La Bhagavad-gita condamne à maintes reprises la conception matérielle de l'existence. On compare à un âne celui qui perçoit son pays de naissance comme digne de vénération, ou qui se rend dans les lieux saints sans porter d'intérêt aux sadhous qui s'y trouvent. Et de même qu'un ennemi ne pense qu'à faire du mal, le mental indiscipliné ne peut que nous entraîner de plus en plus profondément dans les méandres de la matière. Les âmes conditionnées sont constamment aux prises avec le mental et avec les sens. Or, puisque le mental dirige les sens, il est de la plus haute importance de s'en faire un ami.

jitatmanah prasantasya
paramatma samahitah
sitosna-sukha-duhkhesu
tatha manapamanayoh

" Celui qui a vaincu le mental, et ainsi gagné la sérénité, a déjà atteint l'Âme Suprême. Pour lui, la joie et la peine, la chaleur et le froid, l'honneur et le déshonneur sont tous égaux. " (B.g., VI.7)

En dressant le mental, on accède à la vraie tranquillité d'esprit ; sinon, il ne cesse de nous entraîner vers des objets dénués de toute durabilité, au même titre qu'un cheval débridé entraînera le char qu'il tire dans une course périlleuse. Bien que nous soyons de nature permanente, éternelle, nous nous sommes attachés à des valeurs éphémères. Le mental peut cependant être facilement dompté ; il suffit pour cela que nous le fixions sur Krishna.

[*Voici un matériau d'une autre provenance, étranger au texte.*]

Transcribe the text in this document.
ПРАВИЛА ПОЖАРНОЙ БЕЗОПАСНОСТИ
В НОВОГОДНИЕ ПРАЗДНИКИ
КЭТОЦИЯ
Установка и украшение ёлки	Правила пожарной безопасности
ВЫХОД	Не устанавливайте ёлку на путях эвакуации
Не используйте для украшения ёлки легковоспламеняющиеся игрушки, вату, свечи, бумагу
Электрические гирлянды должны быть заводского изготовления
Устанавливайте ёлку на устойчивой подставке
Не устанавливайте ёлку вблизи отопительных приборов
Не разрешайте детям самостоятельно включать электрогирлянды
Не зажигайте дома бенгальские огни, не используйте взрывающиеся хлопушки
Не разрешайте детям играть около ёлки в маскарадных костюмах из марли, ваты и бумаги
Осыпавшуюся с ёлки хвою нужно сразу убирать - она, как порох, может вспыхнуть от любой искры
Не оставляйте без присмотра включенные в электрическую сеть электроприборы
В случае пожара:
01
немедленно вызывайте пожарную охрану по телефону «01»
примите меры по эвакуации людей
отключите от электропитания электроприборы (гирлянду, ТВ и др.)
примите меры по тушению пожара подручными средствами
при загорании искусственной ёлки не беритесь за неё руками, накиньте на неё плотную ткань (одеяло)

De la même façon qu'un fort est en sécurité lorsqu'il est défendu par un grand général, si l'on intronise Krishna dans le fort du mental, aucun ennemi ne pourra y pénétrer. L'éducation matérielle, la richesse et le pouvoir ne peuvent nous être d'aucun secours pour maîtriser le mental. Un grand bhakta prie plutôt : " Quand pourrai-je enfin penser à Krishna de façon constante ? Mon mental m'entraîne dans toutes les directions, mais aussitôt que je parviens à le fixer sur les pieds pareils-au-lotus du Seigneur, il devient clair et limpide. " Lorsque notre esprit est clair, nous sommes à même de méditer sur l'Âme Suprême. Le Paramatma, ou l'Âme Suprême, siège toujours aux côtés de l'âme individuelle, en son cœur ; et le yoga nous permet de nous concentrer et de faire converger notre esprit vers le Paramatma, ou l'Âme Suprême, présent dans notre cœur. Le verset de la Bhagavad-gita cité précédemment indique clairement que celui ou celle qui parvient à vaincre le mental et à surmonter tout attachement aux choses éphémères devient en mesure de s'absorber dans la pensée du Paramatma. Et ceux qui s'absorbent ainsi s'affranchissent de toute dualité et de toute dénomination trompeuse.